Di sana, disudut dapur dapat terlihat pemilik tangan yang sudah menunjukkan keriputnya sibuk mengaduk-aduk ubi yang sedang digorengnya. Ia terlihat sangat bersemangat. Terlihat dari gerakannya yang masih lincah dan senandungannya yang ceria. Dari sudut yang lain, aku memandangnya dengan penuh kekaguman. ya, dialah Mamaku. Pahlawanku yang sangat aku cintai. Ketegarannya dalam menghadapi permasalahan hidup membuatku terenyuh.

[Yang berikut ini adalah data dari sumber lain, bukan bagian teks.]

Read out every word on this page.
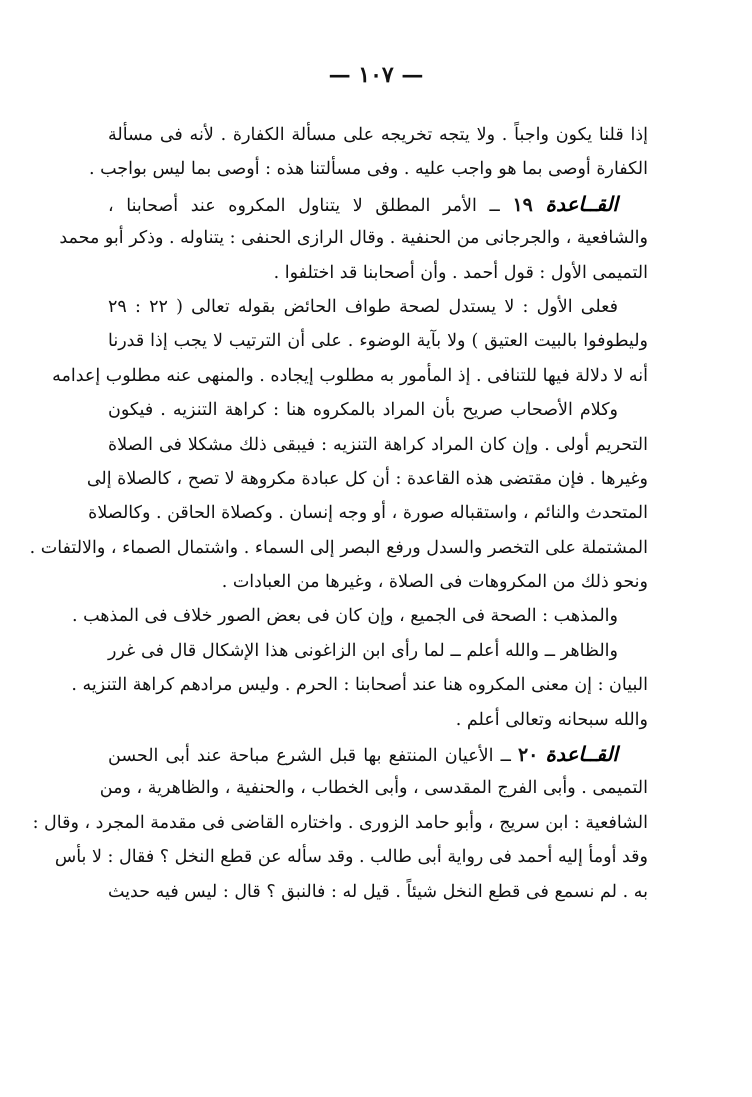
— ١٠٧ —
إذا قلنا يكون واجباً . ولا يتجه تخريجه على مسألة الكفارة . لأنه فى مسألة
الكفارة أوصى بما هو واجب عليه . وفى مسألتنا هذه : أوصى بما ليس بواجب .
القــاعدة ١٩ ــ الأمر المطلق لا يتناول المكروه عند أصحابنا ،
والشافعية ، والجرجانى من الحنفية . وقال الرازى الحنفى : يتناوله . وذكر أبو محمد
التميمى الأول : قول أحمد . وأن أصحابنا قد اختلفوا .
فعلى الأول : لا يستدل لصحة طواف الحائض بقوله تعالى ( ٢٢ : ٢٩
وليطوفوا بالبيت العتيق ) ولا بآية الوضوء . على أن الترتيب لا يجب إذا قدرنا
أنه لا دلالة فيها للتنافى . إذ المأمور به مطلوب إيجاده . والمنهى عنه مطلوب إعدامه
وكلام الأصحاب صريح بأن المراد بالمكروه هنا : كراهة التنزيه . فيكون
التحريم أولى . وإن كان المراد كراهة التنزيه : فيبقى ذلك مشكلا فى الصلاة
وغيرها . فإن مقتضى هذه القاعدة : أن كل عبادة مكروهة لا تصح ، كالصلاة إلى
المتحدث والنائم ، واستقباله صورة ، أو وجه إنسان . وكصلاة الحاقن . وكالصلاة
المشتملة على التخصر والسدل ورفع البصر إلى السماء . واشتمال الصماء ، والالتفات .
ونحو ذلك من المكروهات فى الصلاة ، وغيرها من العبادات .
والمذهب : الصحة فى الجميع ، وإن كان فى بعض الصور خلاف فى المذهب .
والظاهر ــ والله أعلم ــ لما رأى ابن الزاغونى هذا الإشكال قال فى غرر
البيان : إن معنى المكروه هنا عند أصحابنا : الحرم . وليس مرادهم كراهة التنزيه .
والله سبحانه وتعالى أعلم .
القــاعدة ٢٠ ــ الأعيان المنتفع بها قبل الشرع مباحة عند أبى الحسن
التميمى . وأبى الفرج المقدسى ، وأبى الخطاب ، والحنفية ، والظاهرية ، ومن
الشافعية : ابن سريج ، وأبو حامد الزورى . واختاره القاضى فى مقدمة المجرد ، وقال :
وقد أومأ إليه أحمد فى رواية أبى طالب . وقد سأله عن قطع النخل ؟ فقال : لا بأس
به . لم نسمع فى قطع النخل شيئاً . قيل له : فالنبق ؟ قال : ليس فيه حديث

Bagaimana tidak, disaat umurku baru 8 tahun, ayahku pergi meninggalkan kami bersama perempuan lain. Masih segar dalam ingatanku ketika malam itu secara tidak sengaja aku mendengarkan percakapan orangtuaku. Bisa dikatakan itu malam terakhir aku melihat wajah ayahku.
"Pa, kenapa kamu tega melakukan ini pada keluarga kita? Kenapa Pa? Kasihan Novi, Pa. Dia masih terlalu kecil untuk kamu tinggalkan. Dia masih butuh kasih sayang dan perhatian kamu.

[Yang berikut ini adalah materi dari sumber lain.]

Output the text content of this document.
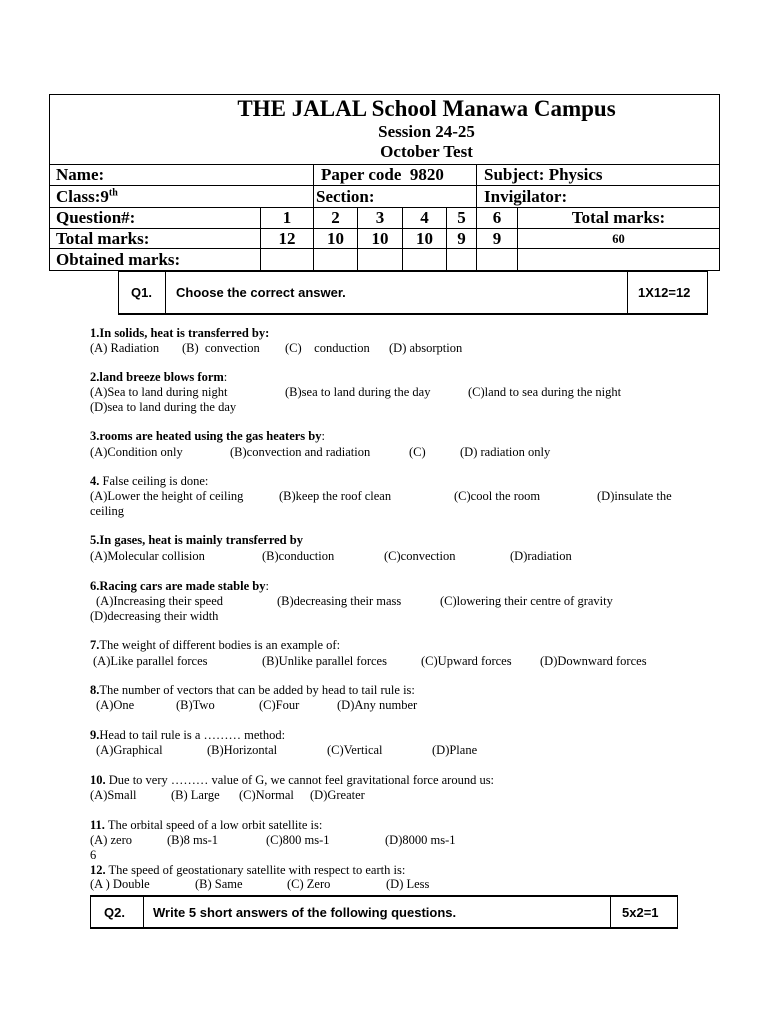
THE JALAL School Manawa Campus
Session 24-25
October Test							

Name:		Paper code  9820				Subject: Physics	
Class:9th		Section:				Invigilator:	
Question#:	1	2	3	4	5	6	Total marks:
Total marks:	12	10	10	10	9	9	60
Obtained marks:							
Q1.	Choose the correct answer.	1X12=12
1.In solids, heat is transferred by:
(A) Radiation (B)  convection (C)    conduction (D) absorption
2.land breeze blows form:
(A)Sea to land during night	(B)sea to land during the day	(C)land to sea during the night
(D)sea to land during the day
3.rooms are heated using the gas heaters by:
(A)Condition only	(B)convection and radiation	(C)	(D) radiation only
4. False ceiling is done:
(A)Lower the height of ceiling	(B)keep the roof clean	(C)cool the room	(D)insulate the
ceiling
5.In gases, heat is mainly transferred by
(A)Molecular collision	(B)conduction	(C)convection	(D)radiation
6.Racing cars are made stable by:
(A)Increasing their speed	(B)decreasing their mass	(C)lowering their centre of gravity
(D)decreasing their width
7.The weight of different bodies is an example of:
(A)Like parallel forces	(B)Unlike parallel forces	(C)Upward forces (D)Downward forces
8.The number of vectors that can be added by head to tail rule is:
(A)One	(B)Two	(C)Four	(D)Any number
9.Head to tail rule is a ……… method:
(A)Graphical	(B)Horizontal	(C)Vertical	(D)Plane
10. Due to very ……… value of G, we cannot feel gravitational force around us:
(A)Small	(B) Large (C)Normal (D)Greater
11. The orbital speed of a low orbit satellite is:
(A) zero	(B)8 ms-1	(C)800 ms-1	(D)8000 ms-1
6
12. The speed of geostationary satellite with respect to earth is:
(A ) Double	(B) Same	(C) Zero	(D) Less
Q2.	Write 5 short answers of the following questions.	5x2=1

Tolong jangan tinggalkan kami, PA" Mamaku menangis.
"Maafin papa, Ma. Papa tidak punya pilihan lain. Tolong jaga Novi." Hanya itu yang Papa ucapkan kepada Mama. Ya, kalimat terakhir. Sampai sekarang, aku tak pernah bisa menemukan maksud dari ucapan Papa yang mengatakan bahwa ia tak punya pilihan lain.
Mungkin ada cerita yang tersembunyi di antara kedua orang tuaku. Entahlah. Aku tak pernah berani bertanya. Karena jika aku bertanya, aku hanya akan membuka luka lagi dalam hati mamaku.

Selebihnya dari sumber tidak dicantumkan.